À retenir
- L'investissement étranger immobilier en Andorre est soumis à autorisation administrative PRÉALABLE (loi 10/2012 du 21 juin, modifiée par la loi 3/2024 ; règlement d'application par décret 76/2024).
- Le silence de l'administration vaut refus : sans décision dans les deux mois (prorogeables), la demande est réputée rejetée. Une taxe de dossier de 300 € s'applique.
- Depuis 2024, un impôt spécifique frappe l'investissement étranger immobilier, par paliers selon le nombre de biens : 6 % (1er), 6 % (2e), 8 % (3e), 10 % (4e et suivants).
- Un paiement à compte est exigé avant même la résolution favorable ; le notaire ne peut pas autoriser l'acte public sans preuve de liquidation.
- Une bonification de 90 % existe pour le logement locatif abordable loué à titre de résidence habituelle pendant au moins dix ans.
Qui est concerné par le régime de l'investissement étranger ?

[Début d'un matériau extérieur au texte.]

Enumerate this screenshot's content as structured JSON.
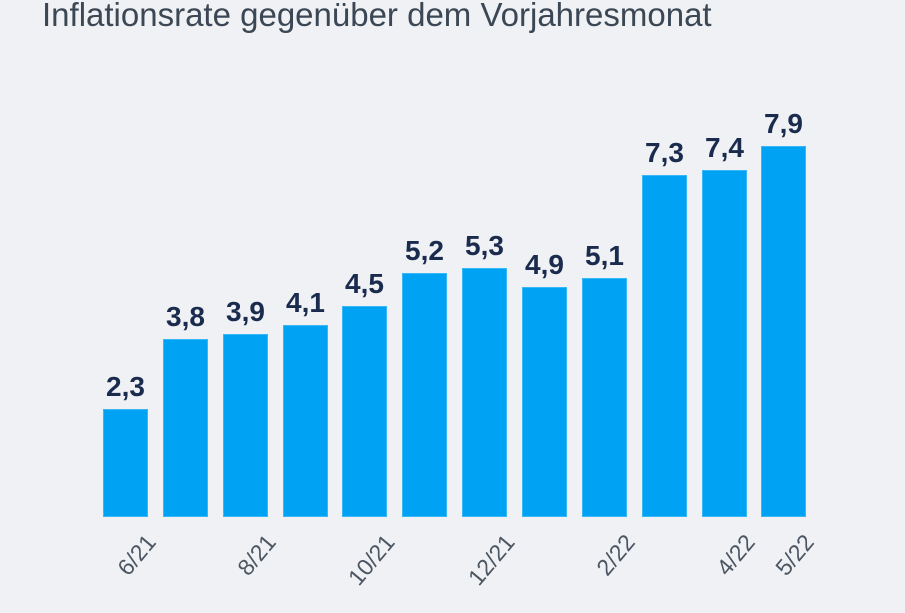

Le champ est plus large qu'on ne l'imagine : les personnes physiques non résidentes, mais aussi les résidents comptant moins de trois années de résidence ininterrompue, les personnes morales étrangères, et les sociétés andorranes détenues — directement ou indirectement — à 5 % ou plus par des intérêts étrangers. Sont également visées les acquisitions indirectes : prendre une participation dans une société dont la moitié ou plus des actifs est immobilière andorrane relève du même régime.
Comment se déroule l'autorisation préalable ?
La demande est instruite par le ministère compétent. La réforme de 2024 a inversé la règle du silence : sans réponse dans le délai de deux mois (prorogeable), la demande est réputée REFUSÉE — là où le silence valait auparavant acceptation. La demande est accompagnée d'une taxe de 300 €. Ce détail procédural change la gestion du calendrier d'une opération : on ne promet pas une signature avant d'avoir la résolution.
Comment l'impôt est-il calculé ?
L'impôt sur l'investissement étranger immobilier, créé par la loi 3/2024, s'applique par paliers cumulatifs selon le nombre d'unités immobilières acquises en Principauté par le même investisseur : 6 % pour la première, 6 % pour la deuxième, 8 % pour la troisième, 10 % à partir de la quatrième. Un paiement à compte est dû avant la résolution favorable, calculé sur le montant déclaré ; l'autoliquidation définitive doit être acquittée avant la formalisation de l'acte. Le notaire a l'interdiction d'instrumenter sans preuve du règlement — le verrou est placé là où il est incontournable.
Existe-t-il des allègements ?
Oui, et il est significatif : une bonification de 90 % de l'impôt s'applique aux investissements destinés à la construction ou l'acquisition de logements loués comme résidence habituelle et permanente pendant une durée minimale de dix ans. Le changement d'usage pendant cette période emporte restitution intégrale de l'avantage, avec intérêts.
Ce que cela signifie pour une opération
L'Andorre n'a pas fermé la porte à l'investissement étranger : elle l'a institutionnalisé. Pour une opération sérieuse, cela impose trois disciplines — anticiper le calendrier d'autorisation, intégrer l'impôt au plan de financement dès la lettre d'intention, et documenter l'origine des fonds avec le niveau d'exigence d'une place qui a rejoint les standards internationaux. Article d'information générale, vérifié à la date de publication. La réglementation évolue : chaque opération appelle l'analyse de conseils locaux habilités.